METHODS: In vitro studies: Broth antifungal susceptibility tests were performed with PHMB, AMB, VCZ, and FK506, individually and in combination against Aspergillus fumigatus. Minimum inhibitory concentrations (MIC) and fractional inhibitory concentration index (FICI) values were used to analyze antifungal activity. In vivo studies: A novel murine model was created to establish Aspergillus keratitis. Infected mice were randomly assigned to treatment groups receiving saline, CSA, AMB, VCZ, PHMB, AMB+CSA, VCZ+CSA, or PHMB+CSA. An ophthalmologist blinded to the treatment groups assessed disease severity daily based on a grading scale. The mean end change in disease score was compared between groups.
RESULTS: In vitro studies: FK506 in combination with PHMB, VCZ, or AMB enhanced fungal growth inhibition. FICI values showed an additive effect between FK506 and PHMB, AMB, or VCZ. PHMB monotherapy eliminated Aspergillus growth starting at 4 μg/mL. In vivo studies: All treatment groups showed a significant improvement in disease score compared to the control group. CSA significantly worsened VCZ activity against Aspergillus keratitis.

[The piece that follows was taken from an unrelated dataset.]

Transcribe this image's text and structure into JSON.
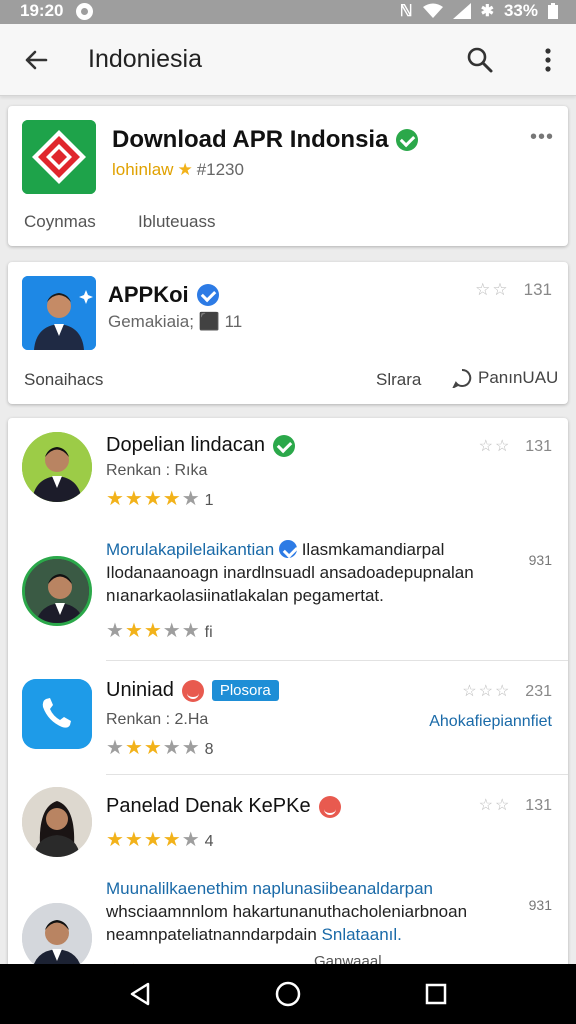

CONCLUSIONS: PHMB is an effective inhibitor of Aspergillus growth. Further investigation of the role of calcineurin inhibitors in the treatment for Aspergillus keratitis is warranted.
Authors:
Rachelle A Rebong; Ricardo M Santaella; Brian E Goldhagen; Christopher P Majka; John R Perfect; William J Steinbach; Natalie A Afshari
Publication Detail:
Type:  Journal Article; Research Support, Non-U.S. Gov't     Date:  2011-09-21
Journal Detail:
Title:  Investigative ophthalmology & visual science     Volume:  52     ISSN:  1552-5783     ISO Abbreviation:  Invest. Ophthalmol. Vis. Sci.     Publication Date:  2011 Sep 
Date Detail:
Created Date:  2011-09-28     Completed Date:  2011-12-01     Revised Date:  2013-01-09    
Medline Journal Info:
Nlm Unique ID:  7703701     Medline TA:  Invest Ophthalmol Vis Sci     Country:  United States    
Other Details:
Languages:  eng     Pagination:  7309-15     Citation Subset:  IM    
Affiliation:
Duke University Eye Center, Duke University Medical Center, Durham, North Carolina 27710, USA.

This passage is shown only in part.